In his previous life he was Rance Smith, laboratory technician, working in a white coat amid pristine glassware and microscopes at Anne Arundel Medical Center. So his roost at Rance's Relics, a junk and collectibles shop on Route 175, is something of a departure.
A visitor found him the other day dressed in striped overalls and a T-shirt, a bandanna wrapped about his head, sitting in an old stuffed chair tucked behind dusty shelves of glassware, baseball cards and ceramic figurines. Above his head hung a few old hats, a powder horn, a banjo and a bugle. Things change.
"You go from people calling you 'Doctor' to 'Sanford and Son' -- 'Hey, Fred,' " said Mr. Smith, a 43-year-old retired Army staff sergeant formerly stationed at Fort Meade.

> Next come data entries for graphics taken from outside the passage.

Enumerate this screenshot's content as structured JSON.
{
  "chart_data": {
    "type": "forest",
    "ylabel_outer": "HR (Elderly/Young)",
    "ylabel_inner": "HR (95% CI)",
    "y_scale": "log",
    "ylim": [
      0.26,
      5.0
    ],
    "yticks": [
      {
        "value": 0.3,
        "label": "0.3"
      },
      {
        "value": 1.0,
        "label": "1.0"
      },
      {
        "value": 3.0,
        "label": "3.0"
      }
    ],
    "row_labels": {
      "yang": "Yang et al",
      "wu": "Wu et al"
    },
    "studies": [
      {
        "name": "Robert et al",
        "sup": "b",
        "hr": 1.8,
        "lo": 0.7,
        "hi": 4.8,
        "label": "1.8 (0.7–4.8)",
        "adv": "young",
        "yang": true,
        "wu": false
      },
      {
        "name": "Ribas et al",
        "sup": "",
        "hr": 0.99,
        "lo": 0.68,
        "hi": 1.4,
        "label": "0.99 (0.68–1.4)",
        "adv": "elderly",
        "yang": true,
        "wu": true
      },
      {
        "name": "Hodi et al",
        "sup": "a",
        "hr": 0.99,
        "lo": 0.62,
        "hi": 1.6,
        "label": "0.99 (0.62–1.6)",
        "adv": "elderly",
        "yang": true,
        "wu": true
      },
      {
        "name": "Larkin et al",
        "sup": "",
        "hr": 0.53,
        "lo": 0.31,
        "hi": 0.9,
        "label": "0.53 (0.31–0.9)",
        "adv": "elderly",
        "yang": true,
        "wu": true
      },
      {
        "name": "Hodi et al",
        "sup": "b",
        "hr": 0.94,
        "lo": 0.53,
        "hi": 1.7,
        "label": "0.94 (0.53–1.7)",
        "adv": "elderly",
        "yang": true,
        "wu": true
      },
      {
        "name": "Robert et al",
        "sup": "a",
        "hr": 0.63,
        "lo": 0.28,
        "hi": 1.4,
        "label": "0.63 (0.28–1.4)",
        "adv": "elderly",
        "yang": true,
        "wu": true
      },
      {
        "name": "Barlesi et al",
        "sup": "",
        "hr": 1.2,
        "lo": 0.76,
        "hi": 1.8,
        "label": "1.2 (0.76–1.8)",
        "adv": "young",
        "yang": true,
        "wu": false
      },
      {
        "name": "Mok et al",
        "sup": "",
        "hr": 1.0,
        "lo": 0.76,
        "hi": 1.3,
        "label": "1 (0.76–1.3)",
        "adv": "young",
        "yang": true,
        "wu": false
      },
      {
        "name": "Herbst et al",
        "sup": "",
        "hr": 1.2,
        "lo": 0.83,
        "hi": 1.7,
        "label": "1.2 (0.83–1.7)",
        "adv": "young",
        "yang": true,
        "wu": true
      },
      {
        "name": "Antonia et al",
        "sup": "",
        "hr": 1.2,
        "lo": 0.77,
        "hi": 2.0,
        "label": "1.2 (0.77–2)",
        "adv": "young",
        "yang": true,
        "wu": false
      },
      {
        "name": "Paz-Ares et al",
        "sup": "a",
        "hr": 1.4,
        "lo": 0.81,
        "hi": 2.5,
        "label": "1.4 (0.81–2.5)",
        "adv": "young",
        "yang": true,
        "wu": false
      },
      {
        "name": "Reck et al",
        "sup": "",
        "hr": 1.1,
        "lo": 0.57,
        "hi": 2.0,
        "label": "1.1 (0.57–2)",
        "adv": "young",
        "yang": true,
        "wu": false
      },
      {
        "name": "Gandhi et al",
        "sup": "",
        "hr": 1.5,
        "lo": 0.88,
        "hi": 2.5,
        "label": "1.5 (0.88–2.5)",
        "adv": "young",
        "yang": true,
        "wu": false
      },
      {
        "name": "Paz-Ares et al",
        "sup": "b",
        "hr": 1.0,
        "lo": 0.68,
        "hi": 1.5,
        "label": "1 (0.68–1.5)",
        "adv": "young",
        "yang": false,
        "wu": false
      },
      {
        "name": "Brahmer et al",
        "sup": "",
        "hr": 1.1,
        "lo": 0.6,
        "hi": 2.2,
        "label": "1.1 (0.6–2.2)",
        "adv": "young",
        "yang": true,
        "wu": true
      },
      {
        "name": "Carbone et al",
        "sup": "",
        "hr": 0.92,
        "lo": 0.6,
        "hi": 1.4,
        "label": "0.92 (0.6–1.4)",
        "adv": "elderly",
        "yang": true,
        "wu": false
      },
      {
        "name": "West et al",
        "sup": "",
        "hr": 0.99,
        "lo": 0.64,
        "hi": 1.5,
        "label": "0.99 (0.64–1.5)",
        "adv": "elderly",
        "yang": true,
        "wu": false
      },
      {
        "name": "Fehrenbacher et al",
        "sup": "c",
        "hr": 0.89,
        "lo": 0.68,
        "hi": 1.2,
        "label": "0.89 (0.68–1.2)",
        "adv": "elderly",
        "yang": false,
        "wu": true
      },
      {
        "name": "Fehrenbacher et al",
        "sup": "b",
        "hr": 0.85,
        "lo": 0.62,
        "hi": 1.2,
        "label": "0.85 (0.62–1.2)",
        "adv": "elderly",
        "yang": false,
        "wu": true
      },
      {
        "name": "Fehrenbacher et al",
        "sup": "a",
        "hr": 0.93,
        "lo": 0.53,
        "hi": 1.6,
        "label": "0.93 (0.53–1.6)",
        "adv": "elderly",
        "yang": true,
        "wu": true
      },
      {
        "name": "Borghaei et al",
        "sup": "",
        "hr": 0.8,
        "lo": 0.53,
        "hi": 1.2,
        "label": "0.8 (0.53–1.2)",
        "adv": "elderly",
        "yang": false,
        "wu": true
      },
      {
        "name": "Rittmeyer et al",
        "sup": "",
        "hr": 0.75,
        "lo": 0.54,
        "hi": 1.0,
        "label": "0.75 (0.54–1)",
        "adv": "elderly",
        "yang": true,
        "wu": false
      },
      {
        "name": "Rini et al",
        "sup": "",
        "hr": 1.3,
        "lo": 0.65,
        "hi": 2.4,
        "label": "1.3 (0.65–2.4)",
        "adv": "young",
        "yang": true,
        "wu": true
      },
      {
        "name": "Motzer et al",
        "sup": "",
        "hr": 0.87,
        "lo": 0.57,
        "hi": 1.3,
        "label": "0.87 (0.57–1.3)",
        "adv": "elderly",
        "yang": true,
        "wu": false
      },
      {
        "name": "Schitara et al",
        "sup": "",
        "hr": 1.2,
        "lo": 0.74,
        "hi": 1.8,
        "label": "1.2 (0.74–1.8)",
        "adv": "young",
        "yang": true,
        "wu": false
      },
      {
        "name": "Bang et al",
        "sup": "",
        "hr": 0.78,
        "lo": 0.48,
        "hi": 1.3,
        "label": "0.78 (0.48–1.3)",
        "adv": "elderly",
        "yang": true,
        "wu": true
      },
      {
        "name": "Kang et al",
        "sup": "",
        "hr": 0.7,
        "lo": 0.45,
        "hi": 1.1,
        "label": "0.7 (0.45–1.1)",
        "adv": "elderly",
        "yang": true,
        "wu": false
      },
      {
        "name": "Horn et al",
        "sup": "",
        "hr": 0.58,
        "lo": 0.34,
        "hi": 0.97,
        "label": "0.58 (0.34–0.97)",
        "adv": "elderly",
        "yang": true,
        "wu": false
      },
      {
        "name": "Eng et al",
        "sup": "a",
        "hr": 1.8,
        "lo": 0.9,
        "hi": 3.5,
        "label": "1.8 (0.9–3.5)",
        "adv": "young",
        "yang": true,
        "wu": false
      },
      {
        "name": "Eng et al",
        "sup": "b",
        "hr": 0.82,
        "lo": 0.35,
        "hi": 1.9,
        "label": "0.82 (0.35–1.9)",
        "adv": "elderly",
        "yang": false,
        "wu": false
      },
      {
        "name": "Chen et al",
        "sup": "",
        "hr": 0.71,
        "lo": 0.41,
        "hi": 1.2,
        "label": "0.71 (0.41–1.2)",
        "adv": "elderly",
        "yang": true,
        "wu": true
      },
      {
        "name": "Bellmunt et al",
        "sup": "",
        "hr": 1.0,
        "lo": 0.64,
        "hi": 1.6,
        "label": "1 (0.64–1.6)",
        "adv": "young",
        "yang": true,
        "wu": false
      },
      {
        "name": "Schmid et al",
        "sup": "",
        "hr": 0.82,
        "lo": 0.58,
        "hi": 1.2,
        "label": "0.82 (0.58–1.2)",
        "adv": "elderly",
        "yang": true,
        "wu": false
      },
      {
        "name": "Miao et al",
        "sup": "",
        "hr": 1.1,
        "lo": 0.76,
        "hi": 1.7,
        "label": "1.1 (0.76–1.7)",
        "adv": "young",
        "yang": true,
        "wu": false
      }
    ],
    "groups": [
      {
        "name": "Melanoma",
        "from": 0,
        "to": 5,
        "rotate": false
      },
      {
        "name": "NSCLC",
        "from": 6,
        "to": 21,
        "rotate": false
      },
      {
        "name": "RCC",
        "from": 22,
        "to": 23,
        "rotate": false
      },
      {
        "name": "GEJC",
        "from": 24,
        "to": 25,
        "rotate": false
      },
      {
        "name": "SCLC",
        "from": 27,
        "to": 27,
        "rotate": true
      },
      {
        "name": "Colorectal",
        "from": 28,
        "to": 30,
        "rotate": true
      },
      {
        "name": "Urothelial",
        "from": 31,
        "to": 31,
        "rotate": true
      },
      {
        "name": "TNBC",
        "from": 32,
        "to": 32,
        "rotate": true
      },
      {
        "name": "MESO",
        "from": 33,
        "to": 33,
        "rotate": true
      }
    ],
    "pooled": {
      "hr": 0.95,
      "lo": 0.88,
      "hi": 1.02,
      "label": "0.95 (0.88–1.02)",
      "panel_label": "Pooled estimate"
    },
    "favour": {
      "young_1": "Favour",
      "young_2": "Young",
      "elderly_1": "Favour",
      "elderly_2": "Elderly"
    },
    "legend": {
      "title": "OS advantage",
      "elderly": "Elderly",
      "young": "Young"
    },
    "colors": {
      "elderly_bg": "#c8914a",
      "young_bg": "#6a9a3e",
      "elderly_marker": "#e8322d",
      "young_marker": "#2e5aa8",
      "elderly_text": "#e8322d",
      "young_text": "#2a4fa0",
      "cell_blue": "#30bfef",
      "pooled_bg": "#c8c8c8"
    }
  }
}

He sat there, appearing at first to be knitting. Actually, he was sorting a paper bag full of old keys he'd bought that morning on his latest flotsam foray, an estate sale in Crofton. Gone are the days of examining samples of blood, urine or tissue for footprints of illicit drugs or disease. Now he stalks treasure where others see trash.
When he's not minding the store, Mr. Smith takes to the road in one of his two rusty pickup trucks ("whichever one runs," he says), scouring the local yard, estate or liquidation sales.
"We go out and buy things from everybody and anybody, anything we can make a buck on," said Mr. Smith. "If it's odd or unusual and I think it's going to sell, I'll buy it."
He also buys a lot of merchandise from people walking in off the street. There was the 47-year-old man who sold his collection of thousands of baseball cards -- some dating to the 1950s -- for $100. Mr. Smith sold them later for $1,000.
The rooms of the little house across from the Odenton Volunteer Fire Department are piled high with stuff in no particular order: bottles, china, lamps, radios, furniture, comic books, records and cassette tapes. An old Pabst Blue Ribbon beer sign urges "Next Time Bring Your Wife;" an Elvis pennant hangs from a shelf, the visage of the King faded with time.
In front of the house, an assortment of merchandise is displayed in hopes of catching the eye of a passing motorist: bicycles, ceramic pots, a pair of mounted onyx bull's horns and a set of golf clubs.
For almost five years, Mr. Smith and his wife, Ora, have done business here. Mr. Smith originally bought the house as a real estate investment shortly before he retired from the Army in 1988, and soon started using the place to sell and store items he'd bought at local yard sales. The business blossomed. Mr. Smith decided to leave his laboratory job at Anne Arundel Medical Center, where he'd worked for five years while in the Army and nearly a year as a civilian.
"I don't regret it," said Mr. Smith, a native of Fort Payne, Ala., who spent 20 years in the Army stationed in Puerto Rico, Germany, Texas and Maryland. "After 20 years of taking orders it's a relief not to have people tell you what to do."
Besides, he said, it can be exciting.
"It's an adrenalin rush when you're the first one at a yard sale and they've got good merchandise at good prices," he said.
He recalled pulling up at a sale at Fort Meade just as they were setting out the goods for the day. He picked up a few thousand dollars' worth of furniture for less than $200.
Then there was the Fender Stratocaster guitar, the proverbial diamond in the rough. Mr. Smith said he picked it up at a yard sale in Severna Park for $400. As it turned out, it was a 1954 model, a regular rock 'n' roll Stradivarius. One fine day a Stratocaster collector from the Eastern Shore walked into the shop and bought it -- for $5,000.
"He didn't bat an eye at $5,000" said Mr. Smith, smiling at the memory of the best single sales day in the history of Rance's Relics.
On most good days of spring and summer he might sell $1,500 worth of merchandise. But many a cold winter afternoon passes when barely a soul comes through the door, when Mr. Smith finishes his day with just a few dollars in the till. Over the course of a year, he figures he averages maybe $175 or $200 a day in sales.
In hopes of boosting his business, he plans to start a pawn shop, handling jewelry in addition to the sort of merchandise he sells now. "You learn a lot, you never stop learning in this business," said Mr. Smith. "You see something new every day."
And as he spoke he strode past the red plastic Buddha, the ceremonial 19th-century Knights of Columbus sword and the lamp shade displaying a photographic panorama of Cypress Gardens, Fla. So who could argue with the man?